7. Limitations, interpretation, and significance

The paper is explicit about several limitations. First, the dataset is relatively small, which may limit generalization (Hasen et al., 25 Jul 2025). Second, the additions of CBAM and ASFF increase model complexity and computational requirements relative to baseline YOLOX, even though the final model remains efficient (Hasen et al., 25 Jul 2025). Third, RBC detection remains more challenging than WBC and platelet detection because RBCs are densely packed and often overlap (Hasen et al., 25 Jul 2025).

A broader limitation, also visible in related work, is that reported performance is usually confined to a small number of public datasets under consistent imaging conditions (Xia et al., 2019, Liu et al., 2023, Chen et al., 2024). ABCD is reported only on BCCD (Hasen et al., 25 Jul 2025).
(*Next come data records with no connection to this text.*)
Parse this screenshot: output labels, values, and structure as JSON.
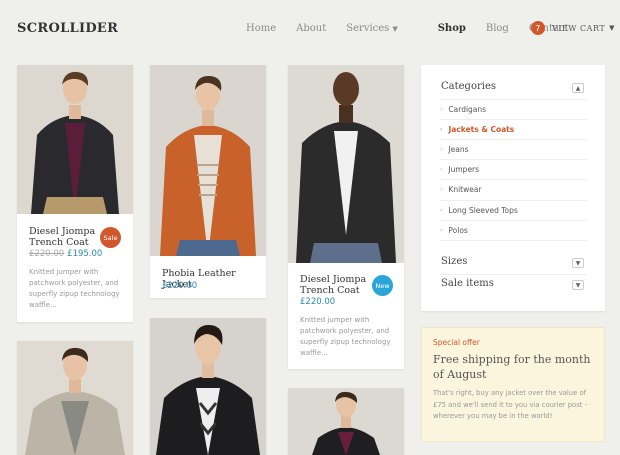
{
  "header": {
    "logo": "SCROLLIDER",
    "nav": [
      "Home",
      "About",
      "Services",
      "Shop",
      "Blog",
      "Contact"
    ],
    "active_nav": "Shop",
    "cart_count": "7",
    "cart_label": "VIEW CART"
  },
  "products": [
    {
      "title_1": "Diesel Jiompa",
      "title_2": "Trench Coat",
      "old_price": "£220.00",
      "price": "£195.00",
      "badge": "Sale",
      "desc_1": "Knitted jumper with",
      "desc_2": "patchwork polyester, and",
      "desc_3": "superfly zipup technology",
      "desc_4": "waffle..."
    },
    {
      "title_1": "Phobia Leather Jacket",
      "price": "£220.00"
    },
    {
      "title_1": "Diesel Jiompa",
      "title_2": "Trench Coat",
      "price": "£220.00",
      "badge": "New",
      "desc_1": "Knitted jumper with",
      "desc_2": "patchwork polyester, and",
      "desc_3": "superfly zipup technology",
      "desc_4": "waffle..."
    }
  ],
  "sidebar": {
    "categories_title": "Categories",
    "categories": [
      "Cardigans",
      "Jackets & Coats",
      "Jeans",
      "Jumpers",
      "Knitwear",
      "Long Sleeved Tops",
      "Polos"
    ],
    "active_category": "Jackets & Coats",
    "sizes_title": "Sizes",
    "sale_title": "Sale items"
  },
  "offer": {
    "label": "Special offer",
    "title": "Free shipping for the month of August",
    "body": "That's right, buy any jacket over the value of £75 and we'll send it to you via courier post - wherever you may be in the world!"
  },
  "colors": {
    "accent": "#d0582d",
    "price": "#2d8ab0",
    "new_badge": "#2ba5d8",
    "offer_bg": "#fbf5dd"
  }
}
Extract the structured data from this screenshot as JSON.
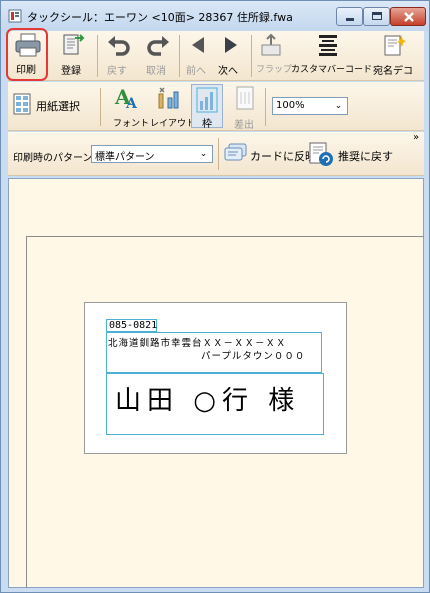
{
  "window": {
    "title": "タックシール：エーワン <10面> 28367  住所録.fwa"
  },
  "toolbar1": {
    "print": "印刷",
    "register": "登録",
    "undo": "戻す",
    "cancel": "取消",
    "prev": "前へ",
    "next": "次へ",
    "flap": "フラップ",
    "custom_barcode": "カスタマバーコード",
    "addressee_deco": "宛名デコ"
  },
  "toolbar2": {
    "paper_select": "用紙選択",
    "font": "フォント",
    "layout": "レイアウト",
    "frame": "枠",
    "sender": "差出",
    "zoom": "100%"
  },
  "toolbar3": {
    "print_pattern_label": "印刷時のパターン",
    "print_pattern_value": "標準パターン",
    "apply_to_card": "カードに反映",
    "reset_recommended": "推奨に戻す",
    "overflow": "»"
  },
  "label": {
    "postal_code": "085-0821",
    "address_line1": "北海道釧路市幸雲台ＸＸ－ＸＸ－ＸＸ",
    "address_line2": "パープルタウン０００",
    "name": "山田 ○行 様"
  },
  "colors": {
    "print_highlight": "#e53935",
    "field_border": "#4db0d6",
    "canvas_bg": "#fff8e6"
  }
}
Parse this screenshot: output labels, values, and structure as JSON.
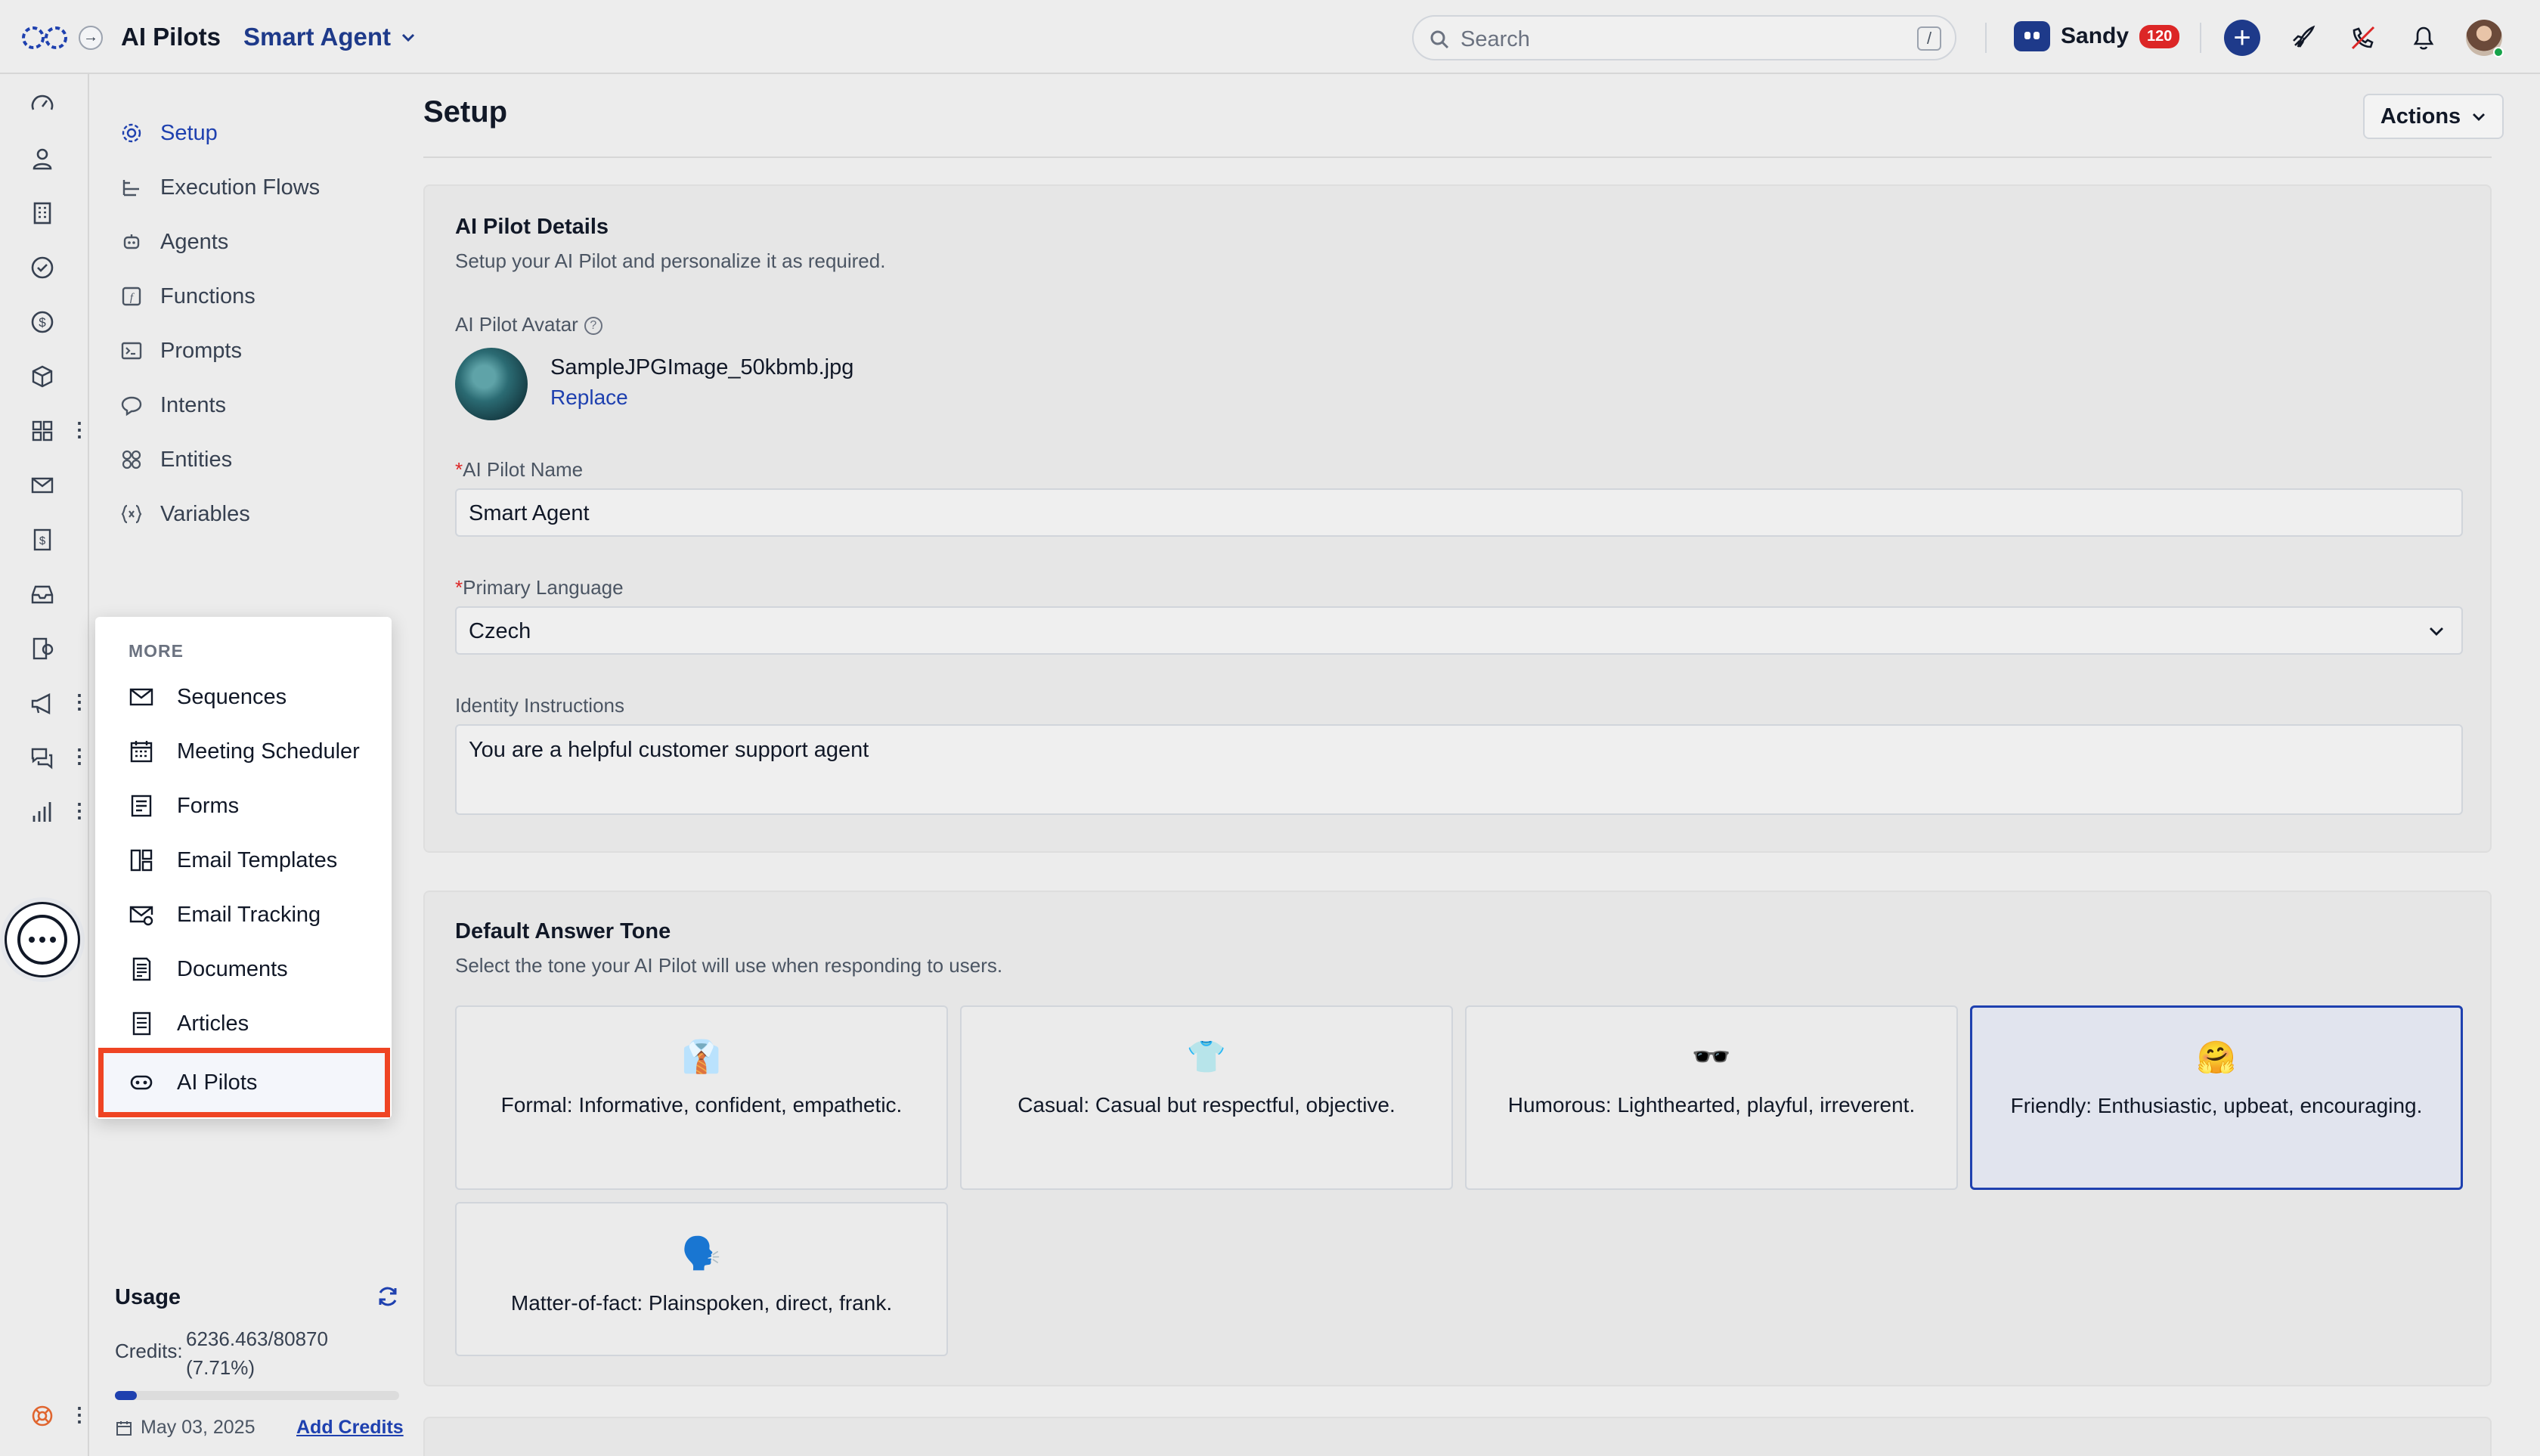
{
  "topbar": {
    "app_title": "AI Pilots",
    "agent_name": "Smart Agent",
    "search_placeholder": "Search",
    "search_shortcut": "/",
    "user_name": "Sandy",
    "user_badge": "120"
  },
  "subnav": {
    "items": [
      {
        "label": "Setup",
        "icon": "gear-icon",
        "active": true
      },
      {
        "label": "Execution Flows",
        "icon": "flow-icon"
      },
      {
        "label": "Agents",
        "icon": "agents-icon"
      },
      {
        "label": "Functions",
        "icon": "function-icon"
      },
      {
        "label": "Prompts",
        "icon": "prompt-icon"
      },
      {
        "label": "Intents",
        "icon": "chat-bubble-icon"
      },
      {
        "label": "Entities",
        "icon": "entities-icon"
      },
      {
        "label": "Variables",
        "icon": "variables-icon"
      }
    ]
  },
  "usage": {
    "title": "Usage",
    "credits_label": "Credits:",
    "credits_value": "6236.463/80870",
    "credits_percent": "(7.71%)",
    "fill_fraction": 0.0771,
    "date": "May 03, 2025",
    "add_credits": "Add Credits"
  },
  "main": {
    "page_title": "Setup",
    "actions_label": "Actions"
  },
  "details": {
    "title": "AI Pilot Details",
    "subtitle": "Setup your AI Pilot and personalize it as required.",
    "avatar_label": "AI Pilot Avatar",
    "file_name": "SampleJPGImage_50kbmb.jpg",
    "replace_label": "Replace",
    "name_label": "AI Pilot Name",
    "name_value": "Smart Agent",
    "language_label": "Primary Language",
    "language_value": "Czech",
    "identity_label": "Identity Instructions",
    "identity_value": "You are a helpful customer support agent",
    "required_mark": "*"
  },
  "tone": {
    "title": "Default Answer Tone",
    "subtitle": "Select the tone your AI Pilot will use when responding to users.",
    "options": [
      {
        "emoji": "👔",
        "text": "Formal: Informative, confident, empathetic."
      },
      {
        "emoji": "👕",
        "text": "Casual: Casual but respectful, objective."
      },
      {
        "emoji": "🕶️",
        "text": "Humorous: Lighthearted, playful, irreverent."
      },
      {
        "emoji": "🤗",
        "text": "Friendly: Enthusiastic, upbeat, encouraging.",
        "selected": true
      },
      {
        "emoji": "🗣️",
        "text": "Matter-of-fact: Plainspoken, direct, frank."
      }
    ]
  },
  "more_menu": {
    "header": "MORE",
    "items": [
      {
        "label": "Sequences",
        "icon": "envelope-icon"
      },
      {
        "label": "Meeting Scheduler",
        "icon": "calendar-icon"
      },
      {
        "label": "Forms",
        "icon": "form-icon"
      },
      {
        "label": "Email Templates",
        "icon": "template-icon"
      },
      {
        "label": "Email Tracking",
        "icon": "email-tracking-icon"
      },
      {
        "label": "Documents",
        "icon": "document-icon"
      },
      {
        "label": "Articles",
        "icon": "article-icon"
      },
      {
        "label": "AI Pilots",
        "icon": "ai-pilot-icon",
        "highlighted": true
      }
    ]
  },
  "colors": {
    "accent": "#1e40af",
    "highlight": "#ef4423",
    "badge": "#dc2626"
  }
}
There is no external multi-center validation, no analysis across different staining protocols or microscope manufacturers, and no calibration or uncertainty study for clinical deployment. This suggests that the detector should be understood as a strong benchmarked method rather than a clinically validated hematology instrument.

The paper nonetheless has clear practical significance. By retaining the fast, anchor-free YOLOX framework and strengthening it through CBAM in the backbone, ASFF in the neck, and CIoU for box regression, ABCD offers a concrete recipe for real-time blood-cell detection under conditions of small objects, overlap, and heterogeneous scales (Hasen et al., 25 Jul 2025). The reported 73.6 FPS and 95.49% [email protected] indicate that the method is aimed not merely at offline analysis but at deployment contexts where throughput matters (Hasen et al., 25 Jul 2025).

A plausible implication is that ABCD’s strongest contribution lies not in introducing an entirely new detector family, but in showing that a carefully targeted combination of attention-guided feature extraction, adaptive multi-scale fusion, and improved localization loss can produce large gains in strict localization quality on blood smear imagery. The especially large increase in [email protected]–0.9 over baseline YOLOX suggests that the method improves not only whether cells are found, but how precisely they are localized (Hasen et al., 25 Jul 2025). In blood-smear analysis, where crowded scenes and tiny platelets make localization error clinically consequential, that distinction is significant.